We all know the importance of good timing. But for marketers, timing is also comprised of four dimensions, each of which is critical to the success of your programs. Smart marketers who understand, deploy, test and measure the four time dimensions of marketing can deliver breakthrough results without breaking their budgets. First, a quick overview of the dimensions:

Timing – Defined as the nearness of a message to a customer event that triggers that message, i.e., send an e-coupon for wireless computer peripherals within 72 hours of the purchase of a laptop computer with built-in wireless. This is the most commonly used and understood temporal dimension of marketing. While timing is important, it is not by itself a silver bullet for success.

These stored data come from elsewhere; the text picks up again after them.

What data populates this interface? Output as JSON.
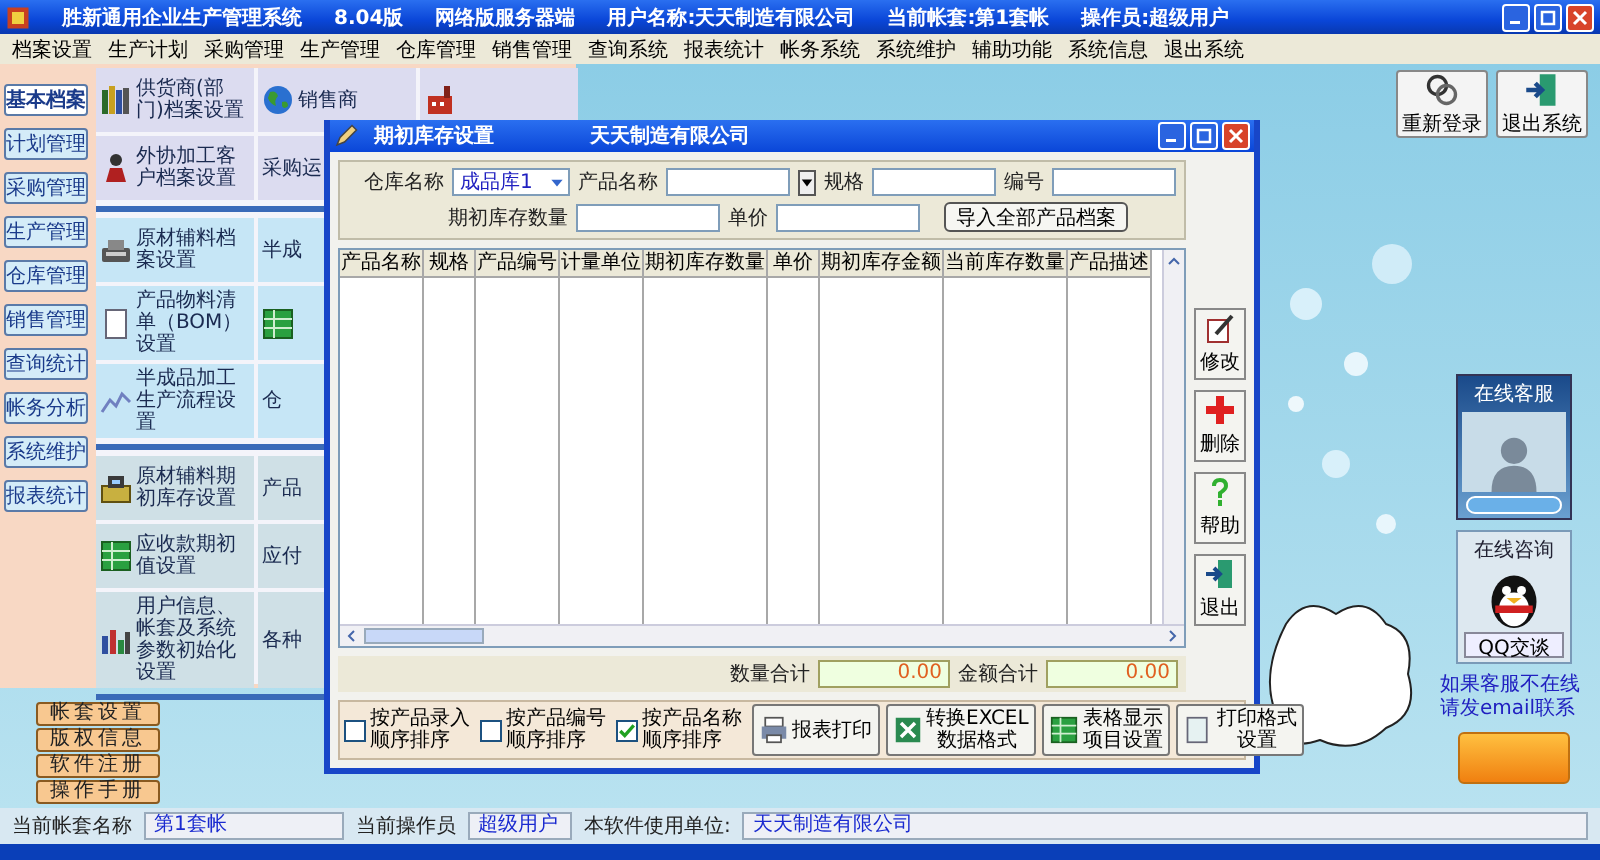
{
  "window": {
    "title": "胜新通用企业生产管理系统",
    "version": "8.04版",
    "edition": "网络版服务器端",
    "user_name": "用户名称:天天制造有限公司",
    "account_set": "当前帐套:第1套帐",
    "operator": "操作员:超级用户"
  },
  "menu": [
    "档案设置",
    "生产计划",
    "采购管理",
    "生产管理",
    "仓库管理",
    "销售管理",
    "查询系统",
    "报表统计",
    "帐务系统",
    "系统维护",
    "辅助功能",
    "系统信息",
    "退出系统"
  ],
  "side_tabs": [
    {
      "label": "基本档案",
      "selected": true
    },
    {
      "label": "计划管理",
      "selected": false
    },
    {
      "label": "采购管理",
      "selected": false
    },
    {
      "label": "生产管理",
      "selected": false
    },
    {
      "label": "仓库管理",
      "selected": false
    },
    {
      "label": "销售管理",
      "selected": false
    },
    {
      "label": "查询统计",
      "selected": false
    },
    {
      "label": "帐务分析",
      "selected": false
    },
    {
      "label": "系统维护",
      "selected": false
    },
    {
      "label": "报表统计",
      "selected": false
    }
  ],
  "tile_groups": [
    {
      "rows": [
        [
          {
            "label": "供货商(部门)档案设置"
          },
          {
            "label": "销售商"
          }
        ],
        [
          {
            "label": "外协加工客户档案设置"
          },
          {
            "label": "采购运"
          }
        ]
      ]
    },
    {
      "rows": [
        [
          {
            "label": "原材辅料档案设置"
          },
          {
            "label": "半成"
          }
        ],
        [
          {
            "label": "产品物料清单（BOM）设置"
          },
          {}
        ],
        [
          {
            "label": "半成品加工生产流程设置"
          },
          {
            "label": "仓"
          }
        ]
      ]
    },
    {
      "rows": [
        [
          {
            "label": "原材辅料期初库存设置"
          },
          {
            "label": "产品"
          }
        ],
        [
          {
            "label": "应收款期初值设置"
          },
          {
            "label": "应付"
          }
        ],
        [
          {
            "label": "用户信息、帐套及系统参数初始化设置"
          },
          {
            "label": "各种"
          }
        ]
      ]
    }
  ],
  "shortcut_buttons": [
    "帐套设置",
    "版权信息",
    "软件注册",
    "操作手册"
  ],
  "top_buttons": [
    "重新登录",
    "退出系统"
  ],
  "support": {
    "service_title": "在线客服",
    "consult_title": "在线咨询",
    "qq_button": "QQ交谈",
    "email_note": "如果客服不在线请发email联系"
  },
  "status_bar": [
    {
      "label": "当前帐套名称",
      "value": "第1套帐"
    },
    {
      "label": "当前操作员",
      "value": "超级用户"
    },
    {
      "label": "本软件使用单位:",
      "value": "天天制造有限公司"
    }
  ],
  "dialog": {
    "title": "期初库存设置",
    "company": "天天制造有限公司",
    "form": {
      "warehouse_label": "仓库名称",
      "warehouse_value": "成品库1",
      "product_label": "产品名称",
      "spec_label": "规格",
      "code_label": "编号",
      "qty_label": "期初库存数量",
      "price_label": "单价",
      "import_button": "导入全部产品档案"
    },
    "columns": [
      "产品名称",
      "规格",
      "产品编号",
      "计量单位",
      "期初库存数量",
      "单价",
      "期初库存金额",
      "当前库存数量",
      "产品描述"
    ],
    "side_buttons": [
      "修改",
      "删除",
      "帮助",
      "退出"
    ],
    "totals": [
      {
        "label": "数量合计",
        "value": "0.00"
      },
      {
        "label": "金额合计",
        "value": "0.00"
      }
    ],
    "sort_options": [
      {
        "label": "按产品录入顺序排序",
        "checked": false
      },
      {
        "label": "按产品编号顺序排序",
        "checked": false
      },
      {
        "label": "按产品名称顺序排序",
        "checked": true
      }
    ],
    "actions": [
      {
        "lines": [
          "报表打印"
        ]
      },
      {
        "lines": [
          "转换EXCEL",
          "数据格式"
        ]
      },
      {
        "lines": [
          "表格显示",
          "项目设置"
        ]
      },
      {
        "lines": [
          "打印格式",
          "设置"
        ]
      }
    ]
  }
}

Frequency – Defined as the number of times you choose to send a similarly themed messages before you stop further attempts, i.e., customers who purchased a laptop with built-in wireless should receive three messages within the first ten days of purchase, and at least one message per quarter for the first full year of the relationship.

Pacing – Defined as the amount of time between messages of a similar theme,  i.e., send message #1 for wireless peripherals 72 hours after purchase, and if no reply, then send message #2 seven days after purchase, and if still no reply, send final wireless message #3 ten days after purchase. The implication is that Pacing and Sequencing (see below) are tightly tied as the content of messages #1 through #3 changes.

Sequencing – Defined as the act of coordinated, separate but related content, i.e., send email message A prior to sending email message B. Often, these messages escalate in urgency. A point of caution about Sequencing; try to avoid escalating economic incentive as you run the risk of training your audience to wait for better offers and deeper discounts.

Here’s a good example of how well the four dimensions can work together:

Working recently with two Boston-based agencies on a Green campaign, we started a program by having consumers sign up via a website to receive a free “energy audit” of their home which focused on finding high-consumption appliances that could be replaced with Energy Star efficient models. 

Timing: Within 24 hours of completing the audit, the consumers received an email with a savings-focused message and a link to the audit results and recommendations on products. 

Frequency: Three emails were sent over the period of a month, each emphasizing a slightly different value point around conservation. Themes explored were Green Responsibility, Savings, and Future Generations. 

Pacing: In this case, the messages were spaced every week leading up to the expected payment of the next utility bill,

Sequencing: Using segmentation and psychographic models, the proposed sequence emphasized Green and Future messaging content ahead of economic incentive. The resulting program was well developed, well balanced, and certainly positioned to produce significant learning.

There are no silver bullets, but there are incredible gains to be made if you understand and enable the temporal components of marketing.  In addition to the utilities industry, clients in both financial services and retail have been able to achieve double digit lift without increasing their economic offer simply by getting their “Timing” right. The good news is that you can do the same. The better news is that you don’t need specialized tools or technology. The best news is that it isn’t as hard or as expensive as you think.